As we return to a state that resembles normalcy, we learn to live in a world the pandemic has fundamentally changed. In this new world which looks like the old one, the conventional working environment has been replaced, and you may now find yourself competing for jobs with no fixed location. Instead of driving, taking the bus or calling Uber to get to work, your office could be the place you call home. With all the freedom this new environment will bring, you may not be meeting your colleagues for lunch or gathering for townhalls, at least not in the traditional sense. Instead, interactions with peers will take place from behind a computer screen. Before you start applying to remote positions, you should ask yourself some questions.
Here are three from blog.olark.com to help you decide if remote work is for you.
1. Do You Like Working Alone?
If you’re a self-starter and confident in your abilities, you may thrive in a position where you don’t have to worry about a manager looking over your shoulder. You have the freedom to complete your tasks and prioritize work throughout the day. However, if you feel like you need supervision and reassurance to be effective and productive during business hours, this could be a red flag. It doesn’t necessarily mean you can’t be productive working remotely.2. Do You Have Strong Communication Skills?
Having strong communication skills is essential to deciding if a remote position will work for you. You need to know your strengths and weaknesses because you will be working in an environment without instant access to peers. Using instant messenger applications such as zoom, or simply making a phone call is convenient but not nearly as quick as walking over to someone’s desk.3. Can You Maintain a Healthy Work/Life Balance?
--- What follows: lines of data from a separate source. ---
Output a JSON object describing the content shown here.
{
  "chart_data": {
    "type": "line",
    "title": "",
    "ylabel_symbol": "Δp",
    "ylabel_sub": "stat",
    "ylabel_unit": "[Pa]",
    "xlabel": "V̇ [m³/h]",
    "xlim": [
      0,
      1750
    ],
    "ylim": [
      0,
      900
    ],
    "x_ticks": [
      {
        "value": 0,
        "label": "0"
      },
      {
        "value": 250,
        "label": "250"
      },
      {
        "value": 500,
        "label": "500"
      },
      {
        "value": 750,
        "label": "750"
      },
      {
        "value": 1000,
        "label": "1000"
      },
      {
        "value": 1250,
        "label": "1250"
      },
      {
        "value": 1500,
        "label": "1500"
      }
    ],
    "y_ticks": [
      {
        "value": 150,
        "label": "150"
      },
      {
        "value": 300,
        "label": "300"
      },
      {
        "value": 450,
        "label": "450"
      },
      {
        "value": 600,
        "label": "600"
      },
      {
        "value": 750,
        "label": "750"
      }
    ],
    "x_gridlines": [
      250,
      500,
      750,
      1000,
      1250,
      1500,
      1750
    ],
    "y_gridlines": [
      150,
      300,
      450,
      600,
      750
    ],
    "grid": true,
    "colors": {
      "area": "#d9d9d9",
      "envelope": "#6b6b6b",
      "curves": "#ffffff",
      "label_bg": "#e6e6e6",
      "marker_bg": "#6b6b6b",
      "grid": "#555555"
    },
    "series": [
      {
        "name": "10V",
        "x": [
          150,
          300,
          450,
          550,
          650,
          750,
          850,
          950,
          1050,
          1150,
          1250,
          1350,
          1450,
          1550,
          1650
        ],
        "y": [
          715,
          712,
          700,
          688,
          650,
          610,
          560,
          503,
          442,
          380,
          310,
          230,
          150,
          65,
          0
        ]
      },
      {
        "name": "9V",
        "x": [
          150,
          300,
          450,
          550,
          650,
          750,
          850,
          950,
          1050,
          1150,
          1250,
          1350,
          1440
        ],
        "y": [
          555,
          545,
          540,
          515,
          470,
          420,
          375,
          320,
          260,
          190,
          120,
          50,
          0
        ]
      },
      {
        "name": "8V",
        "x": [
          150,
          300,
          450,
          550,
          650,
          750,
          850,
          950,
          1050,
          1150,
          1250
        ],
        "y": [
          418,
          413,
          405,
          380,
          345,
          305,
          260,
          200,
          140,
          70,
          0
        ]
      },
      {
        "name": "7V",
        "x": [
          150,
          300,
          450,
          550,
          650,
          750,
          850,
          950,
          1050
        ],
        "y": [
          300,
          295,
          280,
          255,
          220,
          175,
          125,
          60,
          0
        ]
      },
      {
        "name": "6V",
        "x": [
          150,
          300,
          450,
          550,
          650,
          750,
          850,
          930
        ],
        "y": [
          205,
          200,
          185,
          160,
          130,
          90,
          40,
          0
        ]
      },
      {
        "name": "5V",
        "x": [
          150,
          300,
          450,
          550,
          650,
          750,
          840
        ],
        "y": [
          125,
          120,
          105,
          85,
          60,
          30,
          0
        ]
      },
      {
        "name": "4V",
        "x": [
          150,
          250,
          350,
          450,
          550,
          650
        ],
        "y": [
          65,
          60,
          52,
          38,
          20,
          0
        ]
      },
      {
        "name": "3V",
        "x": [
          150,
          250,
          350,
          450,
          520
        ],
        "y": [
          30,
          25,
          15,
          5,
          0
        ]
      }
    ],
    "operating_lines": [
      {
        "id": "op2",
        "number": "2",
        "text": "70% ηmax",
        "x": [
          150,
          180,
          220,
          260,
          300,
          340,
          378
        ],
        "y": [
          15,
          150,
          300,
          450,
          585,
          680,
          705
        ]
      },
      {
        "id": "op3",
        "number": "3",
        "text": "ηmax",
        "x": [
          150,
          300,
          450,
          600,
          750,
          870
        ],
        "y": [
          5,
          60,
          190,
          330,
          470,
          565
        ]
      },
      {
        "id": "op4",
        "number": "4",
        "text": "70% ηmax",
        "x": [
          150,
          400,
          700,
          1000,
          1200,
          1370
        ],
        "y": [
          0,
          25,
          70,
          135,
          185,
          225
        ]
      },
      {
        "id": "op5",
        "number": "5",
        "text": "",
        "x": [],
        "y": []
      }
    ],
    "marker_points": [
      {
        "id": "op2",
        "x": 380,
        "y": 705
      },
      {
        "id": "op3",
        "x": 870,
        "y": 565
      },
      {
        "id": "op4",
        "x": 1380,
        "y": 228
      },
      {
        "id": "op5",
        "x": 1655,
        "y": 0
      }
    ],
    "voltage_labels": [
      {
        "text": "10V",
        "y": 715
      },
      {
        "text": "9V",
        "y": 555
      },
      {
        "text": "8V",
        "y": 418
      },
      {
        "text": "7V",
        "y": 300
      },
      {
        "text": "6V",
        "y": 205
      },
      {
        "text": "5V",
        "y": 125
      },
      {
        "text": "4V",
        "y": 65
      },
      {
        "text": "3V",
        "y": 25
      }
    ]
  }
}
When you’re in an office, you start your shift and complete tasks assigned to you, and at the end of the day, you leave. When working remotely, you’re always in the office. It would be best to draw the line between obligations to your employer while on the clock and personal responsibilities when the clock stops. If you can find this balance, you can benefit greatly from the independence a remote position provides. However, working remotely may become more of a hindrance if you constantly blur the lines between work and personal time.
You might want to consider how popular working remotely is in Canada. Are Canadian companies leaning towards or actively offering more remote positions than before? According to a survey conducted by Mercer Canada on benefitscanada.com 54 per cent of Canadian employers are adopting a hybrid work model. The article also found that 61 per cent of employees prefer to work from home. After the pandemic, it appears more Canadian companies are trending toward offering remote positions.
If you have an interview coming up, and you’re curious about how to bring up the possibility of working remotely Flexjobs.com has an interesting article answering that very question. Start by researching the company website while you’re preparing for your interview. If you don’t see any mention of remote opportunities, that doesn’t necessarily mean there aren’t any. They may only offer those options to the candidate they have selected to fill the position. If you prefer to work remotely, there’s no reason to hide it. Just ask “Do you support remote work?” You can gauge the response and you’ll have a better idea of the company’s stance.
Whether you’re confident working alone or you prefer supervision, working remotely is something you’ll have to get used to. Strong communication skills are essential because you will be entering a work environment that limits your access to peers and management. If you can maintain the balance between work and life you can benefit from the freedom but if you constantly blur the lines, working remotely can become a burden. Do your research and ask your interviewer directly about remote opportunities. In this new world, more than ever you need to know who you are and what you want. Do your research, stay informed, ask questions, and most importantly know yourself.